Maybe I've missed it (very likely), is there an enterprise-grade product that allows easy management of WireGuard or OpenVPN for say 20-30k users/endpoints and that integrates easily with Active Directory and a centralized MFA provider? Do these products provide support agreements?
To be fair, I have no love for Ivanti or Zscaler, but I do understand why companies choose them over some standalone, open source products.
My advice tends to be using SASE things like AppProxy - you can have your less-than-stellar enterprise business apps exposed outside of the LAN without putting them up as a target on the public internet
While you are right there is one pretty important additional point: the whole concept of network entry point. Building this kind of security perimeter invariable leads to internal security becoming ignored and everything inside the network having some completely informal and random trust relationships with other devices in the network (and usually when thats get documented for the purposes of setting up internal firewalls you get three versions: what really happens, which is subset of how the firewalls are configured and then how that is documented).

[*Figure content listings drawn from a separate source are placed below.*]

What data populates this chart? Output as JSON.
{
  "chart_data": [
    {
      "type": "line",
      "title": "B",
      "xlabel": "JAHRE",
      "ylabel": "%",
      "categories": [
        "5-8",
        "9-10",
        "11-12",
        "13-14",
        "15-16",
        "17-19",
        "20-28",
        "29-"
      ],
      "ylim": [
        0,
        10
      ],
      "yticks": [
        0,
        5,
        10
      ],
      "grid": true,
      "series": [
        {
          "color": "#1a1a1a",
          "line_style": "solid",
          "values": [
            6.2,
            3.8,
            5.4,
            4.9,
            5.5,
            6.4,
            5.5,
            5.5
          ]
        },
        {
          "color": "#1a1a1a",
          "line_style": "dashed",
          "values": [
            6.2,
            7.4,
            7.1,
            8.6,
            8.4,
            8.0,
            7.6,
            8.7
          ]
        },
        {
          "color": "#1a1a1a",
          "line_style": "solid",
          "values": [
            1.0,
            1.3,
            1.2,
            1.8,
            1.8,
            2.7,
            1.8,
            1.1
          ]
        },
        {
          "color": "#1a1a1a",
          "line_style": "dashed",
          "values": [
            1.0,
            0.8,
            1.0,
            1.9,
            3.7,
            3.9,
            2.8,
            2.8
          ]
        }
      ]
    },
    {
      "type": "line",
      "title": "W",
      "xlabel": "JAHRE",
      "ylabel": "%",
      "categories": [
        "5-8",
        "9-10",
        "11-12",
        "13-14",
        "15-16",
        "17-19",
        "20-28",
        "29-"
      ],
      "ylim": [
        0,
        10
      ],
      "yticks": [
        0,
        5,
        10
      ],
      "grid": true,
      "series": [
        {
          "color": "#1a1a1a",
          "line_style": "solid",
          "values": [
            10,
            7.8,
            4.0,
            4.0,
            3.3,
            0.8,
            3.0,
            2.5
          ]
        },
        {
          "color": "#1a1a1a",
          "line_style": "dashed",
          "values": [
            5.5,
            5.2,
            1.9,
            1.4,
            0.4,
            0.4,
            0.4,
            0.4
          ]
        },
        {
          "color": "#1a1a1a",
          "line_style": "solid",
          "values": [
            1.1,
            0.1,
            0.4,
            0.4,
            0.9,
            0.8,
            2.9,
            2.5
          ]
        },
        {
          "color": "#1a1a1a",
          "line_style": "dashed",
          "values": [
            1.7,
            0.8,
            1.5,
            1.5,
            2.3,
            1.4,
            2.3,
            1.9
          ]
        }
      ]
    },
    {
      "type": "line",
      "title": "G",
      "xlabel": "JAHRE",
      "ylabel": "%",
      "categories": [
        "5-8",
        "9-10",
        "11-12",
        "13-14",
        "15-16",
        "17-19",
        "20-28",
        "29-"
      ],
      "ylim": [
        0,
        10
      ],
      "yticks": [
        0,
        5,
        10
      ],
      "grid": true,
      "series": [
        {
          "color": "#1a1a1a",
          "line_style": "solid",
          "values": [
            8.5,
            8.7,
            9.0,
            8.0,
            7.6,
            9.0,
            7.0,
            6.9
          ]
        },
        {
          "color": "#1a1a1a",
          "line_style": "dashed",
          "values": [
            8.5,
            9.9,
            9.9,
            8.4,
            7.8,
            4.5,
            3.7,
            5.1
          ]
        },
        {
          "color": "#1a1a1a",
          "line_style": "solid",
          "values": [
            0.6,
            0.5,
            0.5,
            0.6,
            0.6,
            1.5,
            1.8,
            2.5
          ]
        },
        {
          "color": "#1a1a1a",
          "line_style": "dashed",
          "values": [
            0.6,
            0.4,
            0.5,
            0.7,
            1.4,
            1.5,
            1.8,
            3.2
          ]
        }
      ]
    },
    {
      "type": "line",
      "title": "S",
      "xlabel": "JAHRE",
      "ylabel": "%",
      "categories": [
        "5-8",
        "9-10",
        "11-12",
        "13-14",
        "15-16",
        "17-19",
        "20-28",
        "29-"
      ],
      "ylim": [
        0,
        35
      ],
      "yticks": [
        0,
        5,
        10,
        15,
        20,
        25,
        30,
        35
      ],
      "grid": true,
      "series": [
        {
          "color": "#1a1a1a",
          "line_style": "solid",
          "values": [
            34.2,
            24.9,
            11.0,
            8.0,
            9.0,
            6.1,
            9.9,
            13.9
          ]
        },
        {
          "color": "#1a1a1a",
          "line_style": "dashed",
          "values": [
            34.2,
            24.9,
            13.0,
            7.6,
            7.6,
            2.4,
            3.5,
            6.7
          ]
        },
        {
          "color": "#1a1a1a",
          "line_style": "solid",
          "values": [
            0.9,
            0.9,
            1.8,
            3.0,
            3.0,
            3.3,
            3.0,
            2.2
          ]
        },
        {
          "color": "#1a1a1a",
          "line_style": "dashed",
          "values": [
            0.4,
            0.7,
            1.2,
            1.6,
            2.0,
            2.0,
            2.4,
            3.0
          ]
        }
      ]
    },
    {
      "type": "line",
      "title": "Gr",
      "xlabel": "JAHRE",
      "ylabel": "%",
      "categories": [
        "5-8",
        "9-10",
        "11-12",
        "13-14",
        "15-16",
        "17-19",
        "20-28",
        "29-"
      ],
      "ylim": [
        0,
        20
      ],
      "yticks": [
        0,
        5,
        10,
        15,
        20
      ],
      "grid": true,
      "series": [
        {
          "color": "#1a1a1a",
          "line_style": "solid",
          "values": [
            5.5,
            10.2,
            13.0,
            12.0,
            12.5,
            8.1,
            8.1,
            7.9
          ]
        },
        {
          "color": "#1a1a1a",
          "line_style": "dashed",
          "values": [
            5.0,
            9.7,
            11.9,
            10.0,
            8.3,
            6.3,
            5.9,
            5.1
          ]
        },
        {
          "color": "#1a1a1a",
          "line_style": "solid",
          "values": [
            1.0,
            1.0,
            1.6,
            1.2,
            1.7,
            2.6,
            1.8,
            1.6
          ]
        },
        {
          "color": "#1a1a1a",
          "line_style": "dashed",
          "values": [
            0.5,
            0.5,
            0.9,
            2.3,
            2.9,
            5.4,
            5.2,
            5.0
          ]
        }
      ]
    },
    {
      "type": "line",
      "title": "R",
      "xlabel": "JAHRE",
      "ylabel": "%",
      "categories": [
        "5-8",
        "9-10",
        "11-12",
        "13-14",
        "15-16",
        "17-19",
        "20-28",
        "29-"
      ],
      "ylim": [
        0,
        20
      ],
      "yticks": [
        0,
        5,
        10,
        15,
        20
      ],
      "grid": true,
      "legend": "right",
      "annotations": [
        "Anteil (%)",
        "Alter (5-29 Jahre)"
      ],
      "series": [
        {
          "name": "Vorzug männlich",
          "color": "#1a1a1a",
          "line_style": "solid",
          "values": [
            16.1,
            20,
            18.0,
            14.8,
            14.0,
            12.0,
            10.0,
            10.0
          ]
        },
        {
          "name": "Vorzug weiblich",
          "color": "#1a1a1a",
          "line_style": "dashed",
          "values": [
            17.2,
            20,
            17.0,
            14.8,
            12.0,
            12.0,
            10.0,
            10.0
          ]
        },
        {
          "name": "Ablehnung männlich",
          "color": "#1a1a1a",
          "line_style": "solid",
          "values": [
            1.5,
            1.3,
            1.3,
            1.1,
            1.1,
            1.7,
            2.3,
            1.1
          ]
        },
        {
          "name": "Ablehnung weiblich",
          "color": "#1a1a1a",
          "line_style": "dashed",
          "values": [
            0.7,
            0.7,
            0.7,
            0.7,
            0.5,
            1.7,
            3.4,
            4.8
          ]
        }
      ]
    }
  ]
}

And this kind of Enterprise VPN with bunch of buzzwords products tend to be correlated with exactly this approach of totally ignoring what is inside the perimeter and replacing careful design of that with some other “Enterprise Endpoint Security Non-solution”.
it is where you make administrative changes/adjustments for user access. it sits on your edge and controls what users connect to on the lan. the "ivanti secure access client" is the client-side software used to create a vpn/l4 connection to the corporate network via the appliance (physical or virtual)
> CISA has observed widespread and active exploitation of vulnerabilities in Ivanti Connect Secure and Ivanti Policy Secure solutions, hereafter referred to as “affected products.” Successful exploitation of the vulnerabilities in these affected products allows a malicious threat actor to move laterally, perform data exfiltration, and establish persistent system access, resulting in full compromise of target information systems.